I believe that physics does probably hold the answer. However, in the 'old physics' ways, there was a competition between the experimentalists and the theoreticians. Right now, at least in the "practical" world of drug discovery, the game isn't even close, so the experimentalists generally aren't worried about challenging what the theoreticians say, since A) They lose so infrequently and B) Regardless of the "sophistication" of any model, only the experiment will be used to make a high stake decision. I hope the biotech/drug industry can get better at providing more meaningful data in the future.

Until physics allows us to see 'the answer', demonstrable usefulness is a noble goal. Good Luck! (you have 1770 days left) - CSage

I believe Physics to be the queen of all sciences! - Custom Essay

I couldn't agree more. $10M would buy a lot of useful experiments. SAMPL3 (August 1st 2011) does have some real, live experimental data not yet published- but even this is not the back and forth between experiment and theory that the field really needs. 1768 days to go. - Ant

What's the matter with you people?
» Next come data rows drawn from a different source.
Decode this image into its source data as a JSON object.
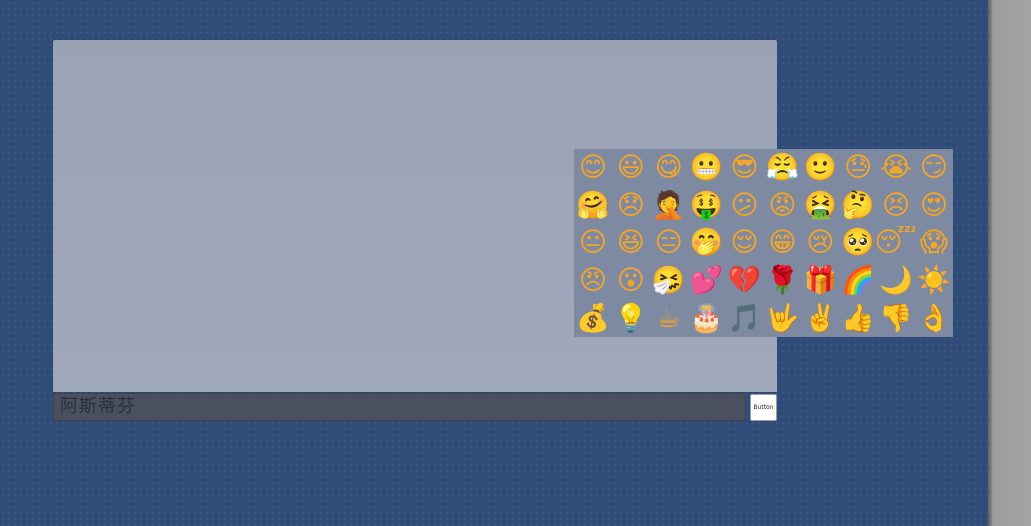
{
  "composer": {
    "input_value": "阿斯蒂芬",
    "send_label": "Button"
  },
  "emoji_picker": {
    "rows": [
      [
        {
          "name": "smile-icon",
          "glyph": "😊"
        },
        {
          "name": "grin-icon",
          "glyph": "😃"
        },
        {
          "name": "tongue-out-icon",
          "glyph": "😋"
        },
        {
          "name": "awkward-icon",
          "glyph": "😬"
        },
        {
          "name": "sunglasses-icon",
          "glyph": "😎"
        },
        {
          "name": "angry-teeth-icon",
          "glyph": "😤"
        },
        {
          "name": "shy-smile-icon",
          "glyph": "🙂"
        },
        {
          "name": "sweat-icon",
          "glyph": "😓"
        },
        {
          "name": "cry-icon",
          "glyph": "😭"
        },
        {
          "name": "smirk-icon",
          "glyph": "😏"
        }
      ],
      [
        {
          "name": "hug-icon",
          "glyph": "🤗"
        },
        {
          "name": "sad-icon",
          "glyph": "😞"
        },
        {
          "name": "facepalm-icon",
          "glyph": "🤦"
        },
        {
          "name": "money-eyes-icon",
          "glyph": "🤑"
        },
        {
          "name": "confused-question-icon",
          "glyph": "😕"
        },
        {
          "name": "blush-angry-icon",
          "glyph": "😡"
        },
        {
          "name": "vomit-icon",
          "glyph": "🤮"
        },
        {
          "name": "thinking-icon",
          "glyph": "🤔"
        },
        {
          "name": "pouting-icon",
          "glyph": "😣"
        },
        {
          "name": "heart-eyes-icon",
          "glyph": "😍"
        }
      ],
      [
        {
          "name": "expressionless-icon",
          "glyph": "😐"
        },
        {
          "name": "laughing-icon",
          "glyph": "😆"
        },
        {
          "name": "squint-icon",
          "glyph": "😑"
        },
        {
          "name": "covering-face-icon",
          "glyph": "🤭"
        },
        {
          "name": "relieved-icon",
          "glyph": "😌"
        },
        {
          "name": "grimace-icon",
          "glyph": "😁"
        },
        {
          "name": "sob-icon",
          "glyph": "😢"
        },
        {
          "name": "pleading-icon",
          "glyph": "🥺"
        },
        {
          "name": "sleepy-icon",
          "glyph": "😴"
        },
        {
          "name": "scream-icon",
          "glyph": "😱"
        }
      ],
      [
        {
          "name": "furious-icon",
          "glyph": "😠"
        },
        {
          "name": "shocked-icon",
          "glyph": "😮"
        },
        {
          "name": "sneezing-icon",
          "glyph": "🤧"
        },
        {
          "name": "hearts-icon",
          "glyph": "💕"
        },
        {
          "name": "broken-heart-icon",
          "glyph": "💔"
        },
        {
          "name": "rose-icon",
          "glyph": "🌹"
        },
        {
          "name": "gift-icon",
          "glyph": "🎁"
        },
        {
          "name": "rainbow-icon",
          "glyph": "🌈"
        },
        {
          "name": "moon-night-icon",
          "glyph": "🌙"
        },
        {
          "name": "sun-icon",
          "glyph": "☀️"
        }
      ],
      [
        {
          "name": "coins-icon",
          "glyph": "💰"
        },
        {
          "name": "lightbulb-icon",
          "glyph": "💡"
        },
        {
          "name": "coffee-icon",
          "glyph": "☕"
        },
        {
          "name": "cake-icon",
          "glyph": "🎂"
        },
        {
          "name": "music-notes-icon",
          "glyph": "🎵"
        },
        {
          "name": "rock-hand-icon",
          "glyph": "🤟"
        },
        {
          "name": "victory-hand-icon",
          "glyph": "✌️"
        },
        {
          "name": "thumbs-up-icon",
          "glyph": "👍"
        },
        {
          "name": "thumbs-down-icon",
          "glyph": "👎"
        },
        {
          "name": "ok-hand-icon",
          "glyph": "👌"
        }
      ]
    ]
  }
}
I *know* you don't (all) agree with me. I really won't hunt you down. Probably. - Ant

I believe a good idea explains what you intended it to.

It is a good idea to get enough rest each night. It explains why we can function well on a daily basis. (of course other factors need be satisfied as well, but getting no sleep for three straight nights will not allow you to function well). Getting enough sleep may *also* explain more beneficial advantages. But even if it doesn't that doesn't mean it's a bad idea.
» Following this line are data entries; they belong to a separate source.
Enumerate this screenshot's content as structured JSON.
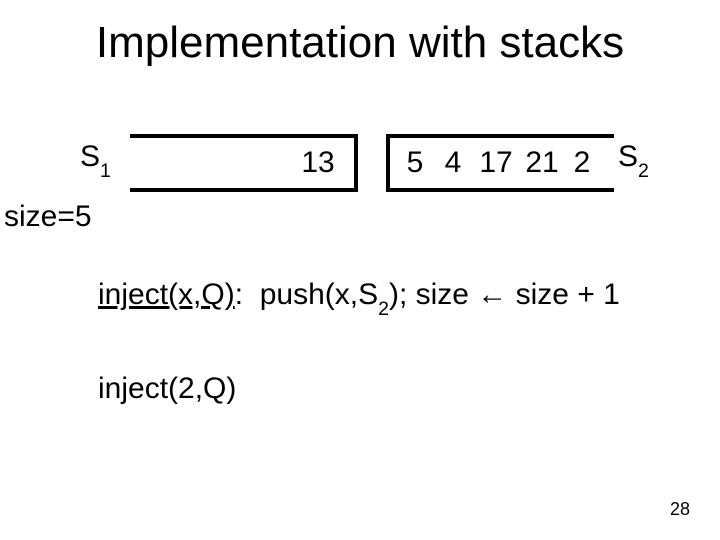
{
  "title": "Implementation with stacks",
  "s1_label_main": "S",
  "s1_label_sub": "1",
  "s2_label_main": "S",
  "s2_label_sub": "2",
  "stack1": {
    "c1": "13"
  },
  "stack2": {
    "c1": "5",
    "c2": "4",
    "c3": "17",
    "c4": "21",
    "c5": "2"
  },
  "size_label": "size=5",
  "rule": {
    "fn": "inject(x,Q)",
    "colon": ":  ",
    "body_pre": "push(x,S",
    "body_sub": "2",
    "body_post": "); size ← size + 1"
  },
  "call": "inject(2,Q)",
  "page_number": "28"
}
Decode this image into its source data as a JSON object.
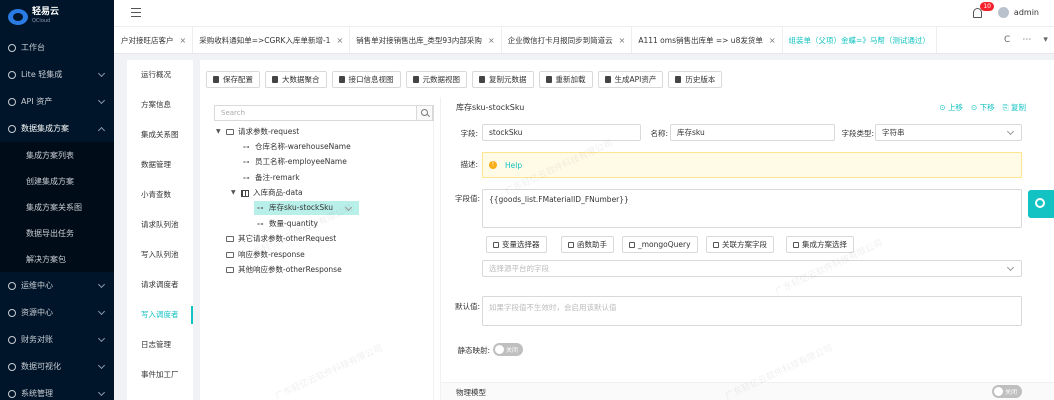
{
  "brand": {
    "name": "轻易云",
    "sub": "QCloud"
  },
  "sidebar": {
    "items": [
      {
        "label": "工作台"
      },
      {
        "label": "Lite 轻集成"
      },
      {
        "label": "API 资产"
      },
      {
        "label": "数据集成方案",
        "open": true
      }
    ],
    "subitems": [
      {
        "label": "集成方案列表"
      },
      {
        "label": "创建集成方案"
      },
      {
        "label": "集成方案关系图"
      },
      {
        "label": "数据导出任务"
      },
      {
        "label": "解决方案包"
      }
    ],
    "items2": [
      {
        "label": "运维中心"
      },
      {
        "label": "资源中心"
      },
      {
        "label": "财务对账"
      },
      {
        "label": "数据可视化"
      },
      {
        "label": "系统管理"
      }
    ]
  },
  "header": {
    "badge": "10",
    "user": "admin"
  },
  "tabs": [
    {
      "label": "户对接旺店客户",
      "active": false
    },
    {
      "label": "采购收料通知单=>CGRK入库单新增-1",
      "active": false
    },
    {
      "label": "销售单对接销售出库_类型93内部采购",
      "active": false
    },
    {
      "label": "企业微信打卡月报同步到简道云",
      "active": false
    },
    {
      "label": "A111 oms销售出库单 => u8发货单",
      "active": false
    },
    {
      "label": "组装单（父项）金蝶=》马帮（测试通过）",
      "active": true
    }
  ],
  "tab_tools": {
    "refresh": "C",
    "more": "⋯"
  },
  "subnav": [
    {
      "label": "运行概况"
    },
    {
      "label": "方案信息"
    },
    {
      "label": "集成关系图"
    },
    {
      "label": "数据管理"
    },
    {
      "label": "小青查数"
    },
    {
      "label": "请求队列池"
    },
    {
      "label": "写入队列池"
    },
    {
      "label": "请求调度者"
    },
    {
      "label": "写入调度者",
      "active": true
    },
    {
      "label": "日志管理"
    },
    {
      "label": "事件加工厂"
    }
  ],
  "toolbar": [
    {
      "label": "保存配置"
    },
    {
      "label": "大数据聚合"
    },
    {
      "label": "接口信息视图"
    },
    {
      "label": "元数据视图"
    },
    {
      "label": "复制元数据"
    },
    {
      "label": "重新加载"
    },
    {
      "label": "生成API资产"
    },
    {
      "label": "历史版本"
    }
  ],
  "tree": {
    "search_placeholder": "Search",
    "nodes": [
      {
        "label": "请求参数-request"
      },
      {
        "label": "仓库名称-warehouseName"
      },
      {
        "label": "员工名称-employeeName"
      },
      {
        "label": "备注-remark"
      },
      {
        "label": "入库商品-data"
      },
      {
        "label": "库存sku-stockSku"
      },
      {
        "label": "数量-quantity"
      },
      {
        "label": "其它请求参数-otherRequest"
      },
      {
        "label": "响应参数-response"
      },
      {
        "label": "其他响应参数-otherResponse"
      }
    ]
  },
  "panel": {
    "title": "库存sku-stockSku",
    "actions": [
      "上移",
      "下移",
      "复制"
    ],
    "field_label": "字段:",
    "field_value": "stockSku",
    "name_label": "名称:",
    "name_value": "库存sku",
    "type_label": "字段类型:",
    "type_value": "字符串",
    "desc_label": "描述:",
    "desc_help": "Help",
    "value_label": "字段值:",
    "value_text": "{{goods_list.FMaterialID_FNumber}}",
    "value_buttons": [
      "变量选择器",
      "函数助手",
      "_mongoQuery",
      "关联方案字段",
      "集成方案选择"
    ],
    "source_placeholder": "选择源平台的字段",
    "default_label": "默认值:",
    "default_placeholder": "如果字段值不生效时，会启用该默认值",
    "static_label": "静态映射:",
    "toggle_off": "关闭",
    "physical_label": "物理模型"
  },
  "watermark": "广东轻亿云软件科技有限公司"
}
It's a good idea to eat too. If we don't we will die.

Running MD is often a good idea when I need limited sampling and can trust it to do a good job of say allowing sidechain exploration in the local environment of a protein/ligand complex. I can trust the results it generates more than most of the rotamer library databases which know nothing of the local environment. MD is not necesarily better than MC but it does work well. And so it is a good idea.

Not all good ideas are the best ideas. And not all good ideas have to explain more than they are intended to.

For a given sidechain motion, there can be other better methods for sampling. But as long as MD gives me reasonable results in a matter of 1-2 minutes it is good enough. Limited MD in my project support has often prospectively predicted previously unseen protein loop and sidechain movement, with subsequent corroboration by crystallography. (And even in cases where there has not yet been experimental validation, the ideas are still useful. If you play the lottery and win $1000 for every $100 spent and lose 90% of the time, it's still a good financial decision for you to buy those tickets).

And the same MD has prospectively predicted accurate folding times for small proteins. Is that not generalisable?
What percent of instances does it need to work in for you to call it generalisable?
Generalisability should not mean it has to succeed in every single case.

You've defined your ideology of what a good idea is. And maybe MD does not meet those criteria. I submit that you are too restrictive on what makes an idea (or method) good.